En el fondo era una pesimista y, no obstante, me quedaban restos de esperanza: no de que las cosas cambiasen, sino de que al menos se mantuvieran del mismo modo. Estaba convencida de que el mundo no era más que un bosque y la soledad dentro de él, un simple y repetitivo paseo. Pues bien: el itinerario de ese día me había parecido así, y de hecho, toda Juárez se me había revelado como una barranca en cuyos bordes florecían los buitres de carroña. La frontera, no sólo el traspatio en el que la ciudad vecina arrojaba su escoria, sino el fundo que elegía el país para mostrar su quemadura extensa, la prueba de que las geografías revientan por las costuras.
Rodeaban las paradas de ruta de los camiones, decenas de comercios con escamocha de comida tibia y taquerías que exhibían como botín de caza las trompas de cerdo en aceite. Aunque tratara de evitarlo, como si un perfume fuera, se quedó en mi ropa el olor a cilantro y salsa en molcajete, drenaje, orines, marihuana, hojaldres de queso, pasteles de crema y rollos de nuez.

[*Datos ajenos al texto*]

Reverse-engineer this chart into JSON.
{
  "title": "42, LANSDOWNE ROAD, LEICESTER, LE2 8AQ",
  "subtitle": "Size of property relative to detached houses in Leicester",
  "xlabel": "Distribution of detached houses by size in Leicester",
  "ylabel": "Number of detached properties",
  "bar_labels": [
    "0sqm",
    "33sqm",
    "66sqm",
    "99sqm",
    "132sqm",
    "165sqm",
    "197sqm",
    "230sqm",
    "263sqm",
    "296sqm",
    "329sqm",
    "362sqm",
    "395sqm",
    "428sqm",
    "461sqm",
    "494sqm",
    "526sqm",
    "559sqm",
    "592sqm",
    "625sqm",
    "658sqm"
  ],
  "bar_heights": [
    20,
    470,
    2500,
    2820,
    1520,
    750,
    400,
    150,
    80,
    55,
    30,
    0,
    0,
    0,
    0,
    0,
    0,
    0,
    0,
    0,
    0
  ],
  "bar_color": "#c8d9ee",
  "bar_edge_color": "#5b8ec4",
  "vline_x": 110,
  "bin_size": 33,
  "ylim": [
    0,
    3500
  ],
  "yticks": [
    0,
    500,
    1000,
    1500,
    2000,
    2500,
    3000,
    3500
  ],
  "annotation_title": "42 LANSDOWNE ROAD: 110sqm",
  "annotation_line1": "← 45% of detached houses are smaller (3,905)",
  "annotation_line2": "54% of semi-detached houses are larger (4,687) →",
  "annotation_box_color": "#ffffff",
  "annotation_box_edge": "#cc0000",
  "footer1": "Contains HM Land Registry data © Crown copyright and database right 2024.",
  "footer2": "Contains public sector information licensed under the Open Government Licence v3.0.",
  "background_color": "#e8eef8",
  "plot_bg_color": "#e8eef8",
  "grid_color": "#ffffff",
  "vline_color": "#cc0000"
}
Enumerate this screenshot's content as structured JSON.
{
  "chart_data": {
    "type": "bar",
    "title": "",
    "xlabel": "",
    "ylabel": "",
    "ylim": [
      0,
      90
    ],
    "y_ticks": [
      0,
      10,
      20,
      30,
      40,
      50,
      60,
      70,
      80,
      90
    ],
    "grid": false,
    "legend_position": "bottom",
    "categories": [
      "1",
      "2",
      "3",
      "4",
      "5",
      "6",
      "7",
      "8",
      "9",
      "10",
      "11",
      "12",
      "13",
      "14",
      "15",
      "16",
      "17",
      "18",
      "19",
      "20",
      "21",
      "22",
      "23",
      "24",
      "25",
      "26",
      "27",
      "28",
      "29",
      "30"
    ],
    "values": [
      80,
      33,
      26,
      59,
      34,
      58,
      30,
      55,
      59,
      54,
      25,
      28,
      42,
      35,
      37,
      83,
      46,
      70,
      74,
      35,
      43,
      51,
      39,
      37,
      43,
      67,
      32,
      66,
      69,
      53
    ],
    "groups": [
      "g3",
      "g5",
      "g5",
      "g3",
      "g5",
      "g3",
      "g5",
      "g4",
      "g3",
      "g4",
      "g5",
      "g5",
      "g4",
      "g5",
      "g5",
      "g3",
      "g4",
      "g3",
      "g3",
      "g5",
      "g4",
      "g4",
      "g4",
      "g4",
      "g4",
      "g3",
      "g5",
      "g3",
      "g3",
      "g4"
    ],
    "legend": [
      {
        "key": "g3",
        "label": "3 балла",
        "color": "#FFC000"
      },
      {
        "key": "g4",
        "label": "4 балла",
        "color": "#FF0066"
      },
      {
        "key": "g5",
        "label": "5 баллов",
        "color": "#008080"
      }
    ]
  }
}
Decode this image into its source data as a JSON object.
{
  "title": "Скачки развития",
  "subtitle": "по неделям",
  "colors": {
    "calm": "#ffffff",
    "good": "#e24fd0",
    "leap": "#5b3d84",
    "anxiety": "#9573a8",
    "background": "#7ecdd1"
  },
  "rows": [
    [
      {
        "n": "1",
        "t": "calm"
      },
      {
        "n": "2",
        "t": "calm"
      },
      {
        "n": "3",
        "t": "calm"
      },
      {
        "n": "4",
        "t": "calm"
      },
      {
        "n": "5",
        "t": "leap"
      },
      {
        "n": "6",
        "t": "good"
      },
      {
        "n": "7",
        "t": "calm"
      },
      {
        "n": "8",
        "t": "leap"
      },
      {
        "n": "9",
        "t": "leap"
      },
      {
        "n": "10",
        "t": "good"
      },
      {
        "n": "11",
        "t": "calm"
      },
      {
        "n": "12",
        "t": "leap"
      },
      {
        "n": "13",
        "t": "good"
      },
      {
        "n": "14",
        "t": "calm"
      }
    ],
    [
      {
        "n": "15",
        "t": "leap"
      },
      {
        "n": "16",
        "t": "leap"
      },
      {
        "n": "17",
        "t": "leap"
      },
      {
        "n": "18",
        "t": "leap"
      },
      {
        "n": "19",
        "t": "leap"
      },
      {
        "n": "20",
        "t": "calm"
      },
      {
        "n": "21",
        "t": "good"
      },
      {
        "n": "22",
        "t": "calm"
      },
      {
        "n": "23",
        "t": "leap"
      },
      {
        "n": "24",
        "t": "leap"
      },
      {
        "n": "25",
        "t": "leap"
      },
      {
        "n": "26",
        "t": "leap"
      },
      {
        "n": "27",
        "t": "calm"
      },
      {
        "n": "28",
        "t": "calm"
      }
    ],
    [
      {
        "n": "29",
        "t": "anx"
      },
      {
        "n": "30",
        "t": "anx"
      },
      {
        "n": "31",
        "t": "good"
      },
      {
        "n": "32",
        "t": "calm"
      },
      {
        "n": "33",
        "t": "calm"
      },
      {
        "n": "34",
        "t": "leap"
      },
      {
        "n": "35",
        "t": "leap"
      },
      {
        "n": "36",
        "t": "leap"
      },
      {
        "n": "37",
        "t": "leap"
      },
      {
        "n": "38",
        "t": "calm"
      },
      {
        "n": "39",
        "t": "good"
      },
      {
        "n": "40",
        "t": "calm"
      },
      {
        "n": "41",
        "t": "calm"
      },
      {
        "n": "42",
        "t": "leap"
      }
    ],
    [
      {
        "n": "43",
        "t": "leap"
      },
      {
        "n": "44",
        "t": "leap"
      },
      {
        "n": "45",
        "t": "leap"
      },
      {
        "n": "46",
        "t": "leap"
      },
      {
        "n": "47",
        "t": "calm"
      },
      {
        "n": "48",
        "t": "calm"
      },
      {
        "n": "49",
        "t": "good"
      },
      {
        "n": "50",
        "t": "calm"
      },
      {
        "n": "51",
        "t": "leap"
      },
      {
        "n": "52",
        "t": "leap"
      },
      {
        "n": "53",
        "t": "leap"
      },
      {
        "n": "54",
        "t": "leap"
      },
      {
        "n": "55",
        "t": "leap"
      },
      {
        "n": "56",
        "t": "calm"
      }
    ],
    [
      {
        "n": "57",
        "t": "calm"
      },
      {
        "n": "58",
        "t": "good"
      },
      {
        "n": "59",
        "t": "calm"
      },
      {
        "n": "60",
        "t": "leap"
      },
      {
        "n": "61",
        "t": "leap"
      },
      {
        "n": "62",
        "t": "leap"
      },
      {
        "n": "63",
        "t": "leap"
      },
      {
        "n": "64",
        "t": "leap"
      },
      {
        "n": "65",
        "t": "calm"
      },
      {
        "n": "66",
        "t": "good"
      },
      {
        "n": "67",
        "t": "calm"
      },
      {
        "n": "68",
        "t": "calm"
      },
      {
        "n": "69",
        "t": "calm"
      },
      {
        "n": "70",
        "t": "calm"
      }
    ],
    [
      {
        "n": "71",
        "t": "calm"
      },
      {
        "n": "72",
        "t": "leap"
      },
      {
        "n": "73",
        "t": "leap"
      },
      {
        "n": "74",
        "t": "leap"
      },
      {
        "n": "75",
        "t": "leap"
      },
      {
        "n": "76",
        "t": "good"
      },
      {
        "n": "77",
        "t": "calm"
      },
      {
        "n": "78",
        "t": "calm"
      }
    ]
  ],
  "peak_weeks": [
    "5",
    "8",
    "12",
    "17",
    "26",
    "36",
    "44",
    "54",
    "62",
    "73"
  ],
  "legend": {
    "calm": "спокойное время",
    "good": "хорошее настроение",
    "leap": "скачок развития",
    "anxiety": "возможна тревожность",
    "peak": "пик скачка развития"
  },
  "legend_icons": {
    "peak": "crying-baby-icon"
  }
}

En un lapso en el que los ojos cortaron fulminantes los cristales protectores de la rutina sobre la urbe, vi ciegos, lisiados, inmigrantes enloquecidos por el cruce (la peor arma del cruce es la de la resistencia), sureños tirando su pasado como si fuera una maleta, drogadictos, masturbadores compulsivos ocultos en los visillos, desempleados, prostitutas sembrando su cuerpo de vinil en los burdeles, niñas envueltas en la nube translúcida de sus vestidos de novias, dílers católicos, indígenas infectados de sida sin saberlo, burócratas con marcas de jeringas en las venas, trocas zumbando igual que moscardones en las calles, despliegues de acordeón, blasfemos entusiastas en la puerta de los bares… A todos ellos los vi, fragmentos de realidades simultáneas, como si atravesaran una lente pulida hasta la transparencia.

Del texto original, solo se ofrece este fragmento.